4. Selzam, S., Ritchie, S. J., Pingault, J. B., Reynolds, C. A., O'Reilly, P. F., & Plomin, R. (2019). Comparing Within- and Between-Family Polygenic Score Prediction. Am J Hum Genet, 105(2), 351-363. DOI: 10.1016/j.ajhg.2019.06.006. Epub 2019 Jul 11. PMID: 31303263, PMCID: PMC6698881.
5. Young, A. I., Benonisdottir, S., Przeworski, M., & Kong, A. (2019). Deconstructing the sources of genotype-phenotype associations in humans. Science, 365(6460), 1396-1400. DOI: 10.1126/science.aax3710. PMID: 31604265, PMCID: PMC6894903.
6. Tanksley, Peter T. et al. (2023). Do polygenic indices capture "direct" effects on child externalizing behavior? Within-family analyses in two longitudinal birth cohorts. medRxiv. DOI: https://doi.org/10.1101/2023.05.31.23290802.

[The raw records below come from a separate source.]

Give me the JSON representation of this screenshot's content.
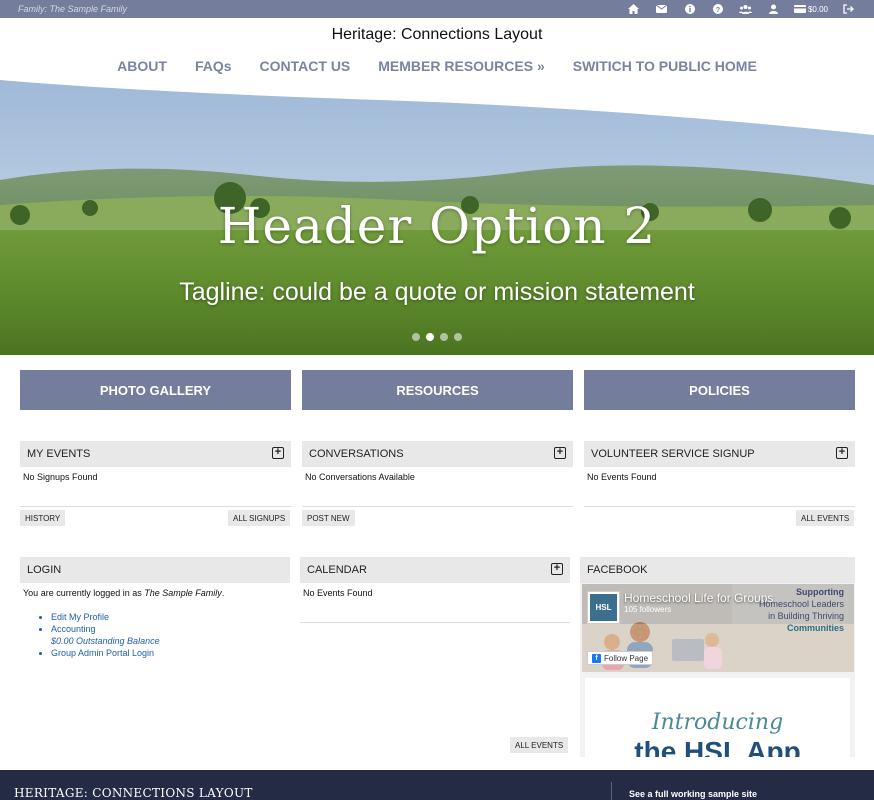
{
  "topbar": {
    "family": "Family: The Sample Family",
    "balance": "$0.00",
    "icons": [
      "home-icon",
      "mail-icon",
      "info-icon",
      "help-icon",
      "users-icon",
      "user-icon",
      "wallet-icon",
      "logout-icon"
    ]
  },
  "site_title": "Heritage: Connections Layout",
  "nav": {
    "items": [
      "ABOUT",
      "FAQs",
      "CONTACT US",
      "MEMBER RESOURCES »",
      "SWITICH TO PUBLIC HOME"
    ]
  },
  "hero": {
    "heading": "Header Option 2",
    "tagline": "Tagline: could be a quote or mission statement",
    "slide_count": 4,
    "active_slide": 2
  },
  "buttons": [
    "PHOTO GALLERY",
    "RESOURCES",
    "POLICIES"
  ],
  "panels": {
    "my_events": {
      "title": "MY EVENTS",
      "empty": "No Signups Found",
      "left_btn": "HISTORY",
      "right_btn": "ALL SIGNUPS"
    },
    "conversations": {
      "title": "CONVERSATIONS",
      "empty": "No Conversations Available",
      "left_btn": "POST NEW"
    },
    "volunteer": {
      "title": "VOLUNTEER SERVICE SIGNUP",
      "empty": "No Events Found",
      "right_btn": "ALL EVENTS"
    },
    "login": {
      "title": "LOGIN",
      "text_prefix": "You are currently logged in as ",
      "user": "The Sample Family",
      "text_suffix": ".",
      "links": [
        "Edit My Profile",
        "Accounting",
        "Group Admin Portal Login"
      ],
      "balance_note": "$0.00 Outstanding Balance"
    },
    "calendar": {
      "title": "CALENDAR",
      "empty": "No Events Found",
      "right_btn": "ALL EVENTS"
    },
    "facebook": {
      "title": "FACEBOOK",
      "page_name": "Homeschool Life for Groups",
      "followers": "105 followers",
      "follow": "Follow Page",
      "logo": "HSL",
      "banner_line1": "Supporting",
      "banner_line2": "Homeschool Leaders",
      "banner_line3": "in Building Thriving",
      "banner_line4": "Communities",
      "promo_script": "Introducing",
      "promo_big": "the HSL App"
    }
  },
  "footer": {
    "title": "HERITAGE: CONNECTIONS LAYOUT",
    "right": "See a full working sample site"
  },
  "colors": {
    "accent": "#747d9b",
    "footer": "#232b45",
    "link": "#1f5fa8"
  }
}
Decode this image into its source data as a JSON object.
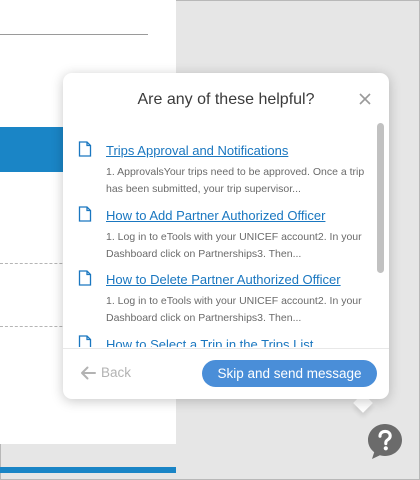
{
  "popup": {
    "title": "Are any of these helpful?",
    "articles": [
      {
        "title": "Trips Approval and Notifications",
        "snippet": "1. ApprovalsYour trips need to be approved. Once a trip has been submitted, your trip supervisor..."
      },
      {
        "title": "How to Add Partner Authorized Officer",
        "snippet": "1. Log in to eTools with your UNICEF account2. In your Dashboard click on Partnerships3. Then..."
      },
      {
        "title": "How to Delete Partner Authorized Officer",
        "snippet": "1. Log in to eTools with your UNICEF account2. In your Dashboard click on Partnerships3. Then..."
      },
      {
        "title": "How to Select a Trip in the Trips List",
        "snippet": ""
      }
    ],
    "back_label": "Back",
    "skip_label": "Skip and send message"
  },
  "icons": {
    "close": "close-icon",
    "article": "document-icon",
    "back": "arrow-left-icon",
    "help": "question-bubble-icon"
  },
  "colors": {
    "accent": "#1a85c6",
    "link": "#1a77c0",
    "button": "#4a8ed8",
    "help_icon": "#6b6b6b"
  }
}
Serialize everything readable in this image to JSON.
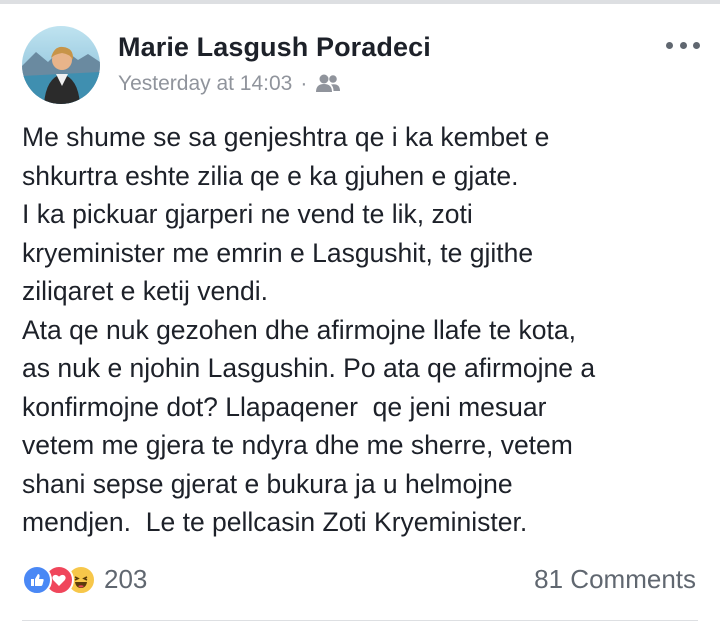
{
  "post": {
    "author": "Marie Lasgush Poradeci",
    "timestamp": "Yesterday at 14:03",
    "separator": "·",
    "audience_icon": "friends-icon",
    "more_icon": "more-options-icon",
    "text_lines": [
      "Me shume se sa genjeshtra qe i ka kembet e",
      "shkurtra eshte zilia qe e ka gjuhen e gjate.",
      "I ka pickuar gjarperi ne vend te lik, zoti",
      "kryeminister me emrin e Lasgushit, te gjithe",
      "ziliqaret e ketij vendi.",
      "Ata qe nuk gezohen dhe afirmojne llafe te kota,",
      "as nuk e njohin Lasgushin. Po ata qe afirmojne a",
      "konfirmojne dot? Llapaqener  qe jeni mesuar",
      "vetem me gjera te ndyra dhe me sherre, vetem",
      "shani sepse gjerat e bukura ja u helmojne",
      "mendjen.  Le te pellcasin Zoti Kryeminister."
    ]
  },
  "footer": {
    "reaction_icons": [
      "like-icon",
      "love-icon",
      "haha-icon"
    ],
    "reaction_count": "203",
    "comments": "81 Comments"
  },
  "colors": {
    "text": "#1d2129",
    "meta": "#90949c",
    "like": "#4a88f5",
    "love": "#f0465b",
    "haha": "#f7c74a"
  }
}
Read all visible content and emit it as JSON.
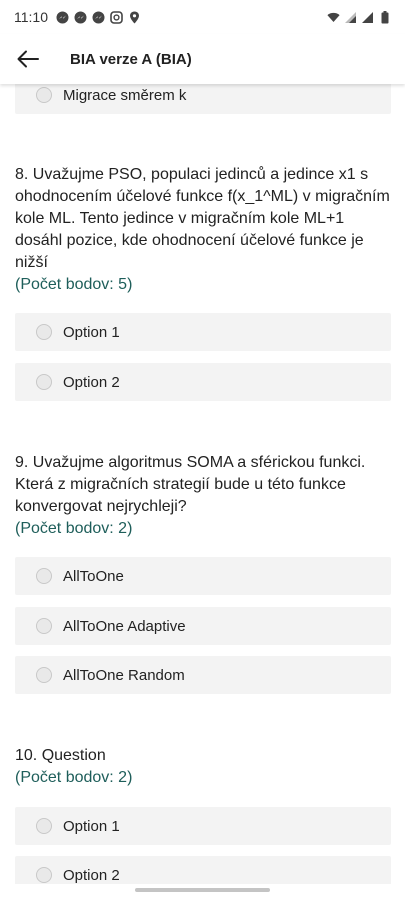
{
  "status": {
    "time": "11:10"
  },
  "app_bar": {
    "title": "BIA verze A (BIA)"
  },
  "partial_option": {
    "label": "Migrace směrem k"
  },
  "questions": [
    {
      "text": "8. Uvažujme PSO, populaci jedinců a jedince x1 s ohodnocením účelové funkce f(x_1^ML) v migračním kole ML. Tento jedince v migračním kole ML+1 dosáhl pozice, kde ohodnocení účelové funkce je nižší",
      "points": "(Počet bodov: 5)",
      "options": [
        "Option 1",
        "Option 2"
      ]
    },
    {
      "text": "9. Uvažujme algoritmus SOMA a sférickou funkci. Která z migračních strategií bude u této funkce konvergovat nejrychleji?",
      "points": "(Počet bodov: 2)",
      "options": [
        "AllToOne",
        "AllToOne Adaptive",
        "AllToOne Random"
      ]
    },
    {
      "text": "10. Question",
      "points": "(Počet bodov: 2)",
      "options": [
        "Option 1",
        "Option 2"
      ]
    }
  ]
}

7. Ge, T., Chen, CY., Ni, Y. et al. Polygenic prediction via Bayesian regression and continuous shrinkage priors. Nat Commun 10, 1776 (2019). https://doi.org/10.1038/s41467-019-09718-5
8. Bycroft, C., Freeman, C., Petkova, D. et al. The UK Biobank resource with deep phenotyping and genomic data. Nature 562, 203–209 (2018). https://doi.org/10.1038/s41586-018-0579-z
Supplement
Supplementary Table A: How each disease case is defined when evaluating genetic risk scores in the UK Biobank
- Class III Obesity was defined as having a BMI (UK Biobank Field 21001) of 40 kg/m2 or above.
- The depression phenotype was defined for participants who participated in the Mental Health Survey who had researcher-derived “probable recurrent depression (severe)”, and controls excluded participants with any depression or bipolar disorder.